Gail is a founding member of the Chicago Chamber Musicians and Summit Brass. She has performed with the Vermeer Quartet, the Chamber Music Society of Lincoln Center in New York City, the Philadelphia Chamber Music Society, the Skaneateles Music Festival, Santa Fe Chamber Music Festival, and the Olympic Peninsula Chamber Festival, and she was the featured artist on a chamber music series in Ottawa, Canada with the National Arts Orchestra of Canada.

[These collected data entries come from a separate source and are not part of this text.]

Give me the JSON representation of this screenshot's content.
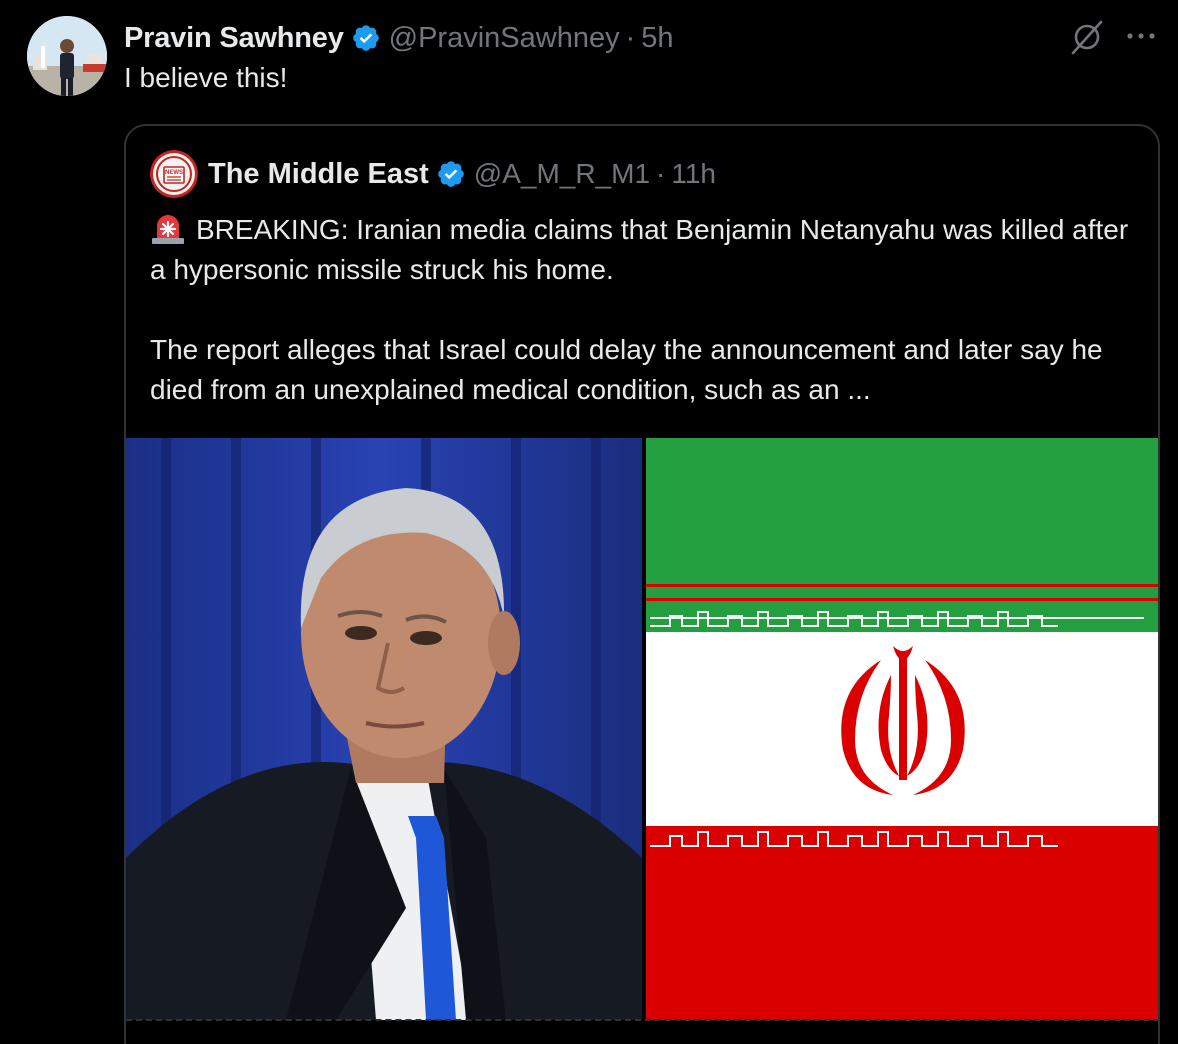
{
  "post": {
    "author_name": "Pravin Sawhney",
    "handle": "@PravinSawhney",
    "separator": "·",
    "time": "5h",
    "text": "I believe this!"
  },
  "quote": {
    "author_name": "The Middle East",
    "handle": "@A_M_R_M1",
    "separator": "·",
    "time": "11h",
    "paragraph1": "BREAKING: Iranian media claims that Benjamin Netanyahu was killed after a hypersonic missile struck his home.",
    "paragraph2": "The report alleges that Israel could delay the announcement and later say he died from an unexplained medical condition, such as an ...",
    "avatar_badge": "NEWS"
  },
  "icons": {
    "verified": "verified-badge-icon",
    "grok": "grok-icon",
    "more": "more-icon",
    "siren": "rotating-light-emoji"
  },
  "colors": {
    "background": "#000000",
    "text": "#e7e9ea",
    "secondary": "#71767b",
    "border": "#2f3336",
    "verified": "#1d9bf0",
    "flag_green": "#239f40",
    "flag_white": "#ffffff",
    "flag_red": "#da0000"
  }
}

Gail is active in commissioning projects and has premiered new works by Dana Wilson, Anthony Plog, Oliver Knussen, Yehudi Wyner, Collins Matthews, and others. In 1995, she premiered Deep Remembering by Dana Wilson and Anthony Plog’s Postcards at the International Horn Society Workshop in Yamagata, Japan. In 1997, she premiered Dana Wilson’s Horn Concerto with the Syracuse Symphony. A year later, she performed the Knussen Horn Concerto with the Chicago Symphony Orchestra, under the direction of Maestro Knussen. She helped commission Yehudi Wyner’s Horntrio, and was involved in the orchestration of Dragons in the Sky by Mark Schultz. She premiered another horn and piano work by Dana Wilson, Musings, in 2003 and performed the US premiere of a concerto for Horn and Orchestra by Collins Matthews at Northwestern University in June of 2005.
Gail can be heard on recordings from Summit Brass, including solo recordings 20th Century Settings and Deep Remembering, and Northwestern University’s Goddess Triology, featuring compositions by John McCabe and works for horn and percussion by Charles Taylor and Eric Wilder. A CD with the Chicago Chamber Musicians was nominated for a Grammy award.
Gail has been honored by Ithaca College with a Distinguished Alumni Award and an honorary doctorate. She received the Charles Deering McCormick Teaching Professorship at Northestern University in 2005, which allowed her to commission and performed new chamber works by Douglas Hill, Dana Wilson, and Augusta Reed Thomas. She was a member of the IHS Advisory Council (1997-2000) and received the Punto award in 2008.